Posted Aug 7, 2015 2:01 UTC (Fri) by nybble41 (subscriber, #55106) [Link] (2 responses)

> How about a small system which handles the USB and filesystem that passes just the file data over an internal network to the main system...

You mean like a microkernel? Kidding aside, this wouldn't be too hard to do with User-Mode Linux and FUSE. I think there is already a project to allow FUSE mounts of any supported filesystem with UML; it just needs support for disk images backed by libusb.

Filesystem mounts in user namespaces

Posted Aug 7, 2015 2:58 UTC (Fri) by raven667 (subscriber, #5198) [Link]

> You mean like a microkernel?

Haha, we are already well into microkernel territory when we talk about VMs or containers. The whole idea of microkernels is to use the hardware memory protection to enforce separation between services, which is what VMs and containers do, rather than any specific implementation. You could break the system into sections for hardware interaction, sections for user interaction and backend data storage with VMs to enforce the separation.

Filesystem mounts in user namespaces

Posted Aug 7, 2015 15:56 UTC (Fri) by ewan (guest, #5533) [Link]

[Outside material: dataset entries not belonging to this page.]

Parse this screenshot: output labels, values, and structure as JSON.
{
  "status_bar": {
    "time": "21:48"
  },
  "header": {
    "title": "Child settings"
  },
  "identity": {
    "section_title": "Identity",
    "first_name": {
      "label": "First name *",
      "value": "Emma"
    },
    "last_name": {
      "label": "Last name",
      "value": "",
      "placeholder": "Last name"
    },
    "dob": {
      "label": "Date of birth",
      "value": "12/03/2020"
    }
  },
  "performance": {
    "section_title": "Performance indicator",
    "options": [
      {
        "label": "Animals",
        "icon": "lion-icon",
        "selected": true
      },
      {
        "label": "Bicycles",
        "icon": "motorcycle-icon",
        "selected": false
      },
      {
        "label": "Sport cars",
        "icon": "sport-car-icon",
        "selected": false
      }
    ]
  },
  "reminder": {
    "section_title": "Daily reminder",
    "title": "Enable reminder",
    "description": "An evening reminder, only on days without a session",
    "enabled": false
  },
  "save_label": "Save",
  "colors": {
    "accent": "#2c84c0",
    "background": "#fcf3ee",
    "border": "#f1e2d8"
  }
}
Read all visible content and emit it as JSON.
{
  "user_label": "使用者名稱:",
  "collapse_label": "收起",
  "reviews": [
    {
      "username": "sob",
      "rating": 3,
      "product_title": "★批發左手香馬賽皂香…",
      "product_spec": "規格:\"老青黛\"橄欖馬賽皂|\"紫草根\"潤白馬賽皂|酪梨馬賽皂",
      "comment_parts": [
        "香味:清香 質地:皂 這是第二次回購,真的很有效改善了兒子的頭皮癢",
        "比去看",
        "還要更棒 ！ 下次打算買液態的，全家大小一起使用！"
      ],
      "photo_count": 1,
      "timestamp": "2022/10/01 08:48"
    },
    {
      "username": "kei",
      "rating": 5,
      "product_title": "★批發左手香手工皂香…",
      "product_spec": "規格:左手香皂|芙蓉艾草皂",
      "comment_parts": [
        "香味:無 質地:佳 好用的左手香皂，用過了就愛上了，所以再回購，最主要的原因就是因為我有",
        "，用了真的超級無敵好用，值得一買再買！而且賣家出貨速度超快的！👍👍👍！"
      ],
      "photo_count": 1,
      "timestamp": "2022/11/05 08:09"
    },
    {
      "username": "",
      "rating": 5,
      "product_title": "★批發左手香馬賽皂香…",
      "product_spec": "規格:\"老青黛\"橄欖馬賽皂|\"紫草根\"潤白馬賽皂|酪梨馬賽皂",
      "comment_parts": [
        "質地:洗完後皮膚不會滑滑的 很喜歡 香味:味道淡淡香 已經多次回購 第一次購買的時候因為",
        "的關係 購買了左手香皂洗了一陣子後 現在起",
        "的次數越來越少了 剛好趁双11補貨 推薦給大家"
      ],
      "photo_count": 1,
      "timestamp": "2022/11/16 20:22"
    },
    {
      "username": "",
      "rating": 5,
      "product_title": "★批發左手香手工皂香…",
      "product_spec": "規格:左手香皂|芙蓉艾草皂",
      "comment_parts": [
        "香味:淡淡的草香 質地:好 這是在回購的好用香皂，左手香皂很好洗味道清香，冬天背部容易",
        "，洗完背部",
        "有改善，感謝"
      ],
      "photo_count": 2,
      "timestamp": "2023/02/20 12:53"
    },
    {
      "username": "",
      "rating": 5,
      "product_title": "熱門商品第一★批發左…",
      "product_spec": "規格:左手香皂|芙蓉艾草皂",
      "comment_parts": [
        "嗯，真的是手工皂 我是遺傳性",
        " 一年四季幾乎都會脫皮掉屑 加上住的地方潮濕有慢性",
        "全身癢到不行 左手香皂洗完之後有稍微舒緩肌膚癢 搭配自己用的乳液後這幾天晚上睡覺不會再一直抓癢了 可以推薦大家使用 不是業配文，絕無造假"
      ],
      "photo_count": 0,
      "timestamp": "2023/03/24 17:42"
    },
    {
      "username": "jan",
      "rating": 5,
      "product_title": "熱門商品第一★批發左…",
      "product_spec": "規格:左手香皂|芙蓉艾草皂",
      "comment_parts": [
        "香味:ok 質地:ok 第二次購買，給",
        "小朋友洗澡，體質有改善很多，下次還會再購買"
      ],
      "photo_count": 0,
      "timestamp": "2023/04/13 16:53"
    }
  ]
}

>You mean like a microkernel?

If you're building a real kiosk it could even be hardware. Taking a photo printing kiosk for example, the USB/SD card readers could be connected to a simple device (even down to the level of an Arduino-esque microcontroller) that then transfers files over a limited interface to the real system that prints things, drives touchscreens, and takes credit card payments.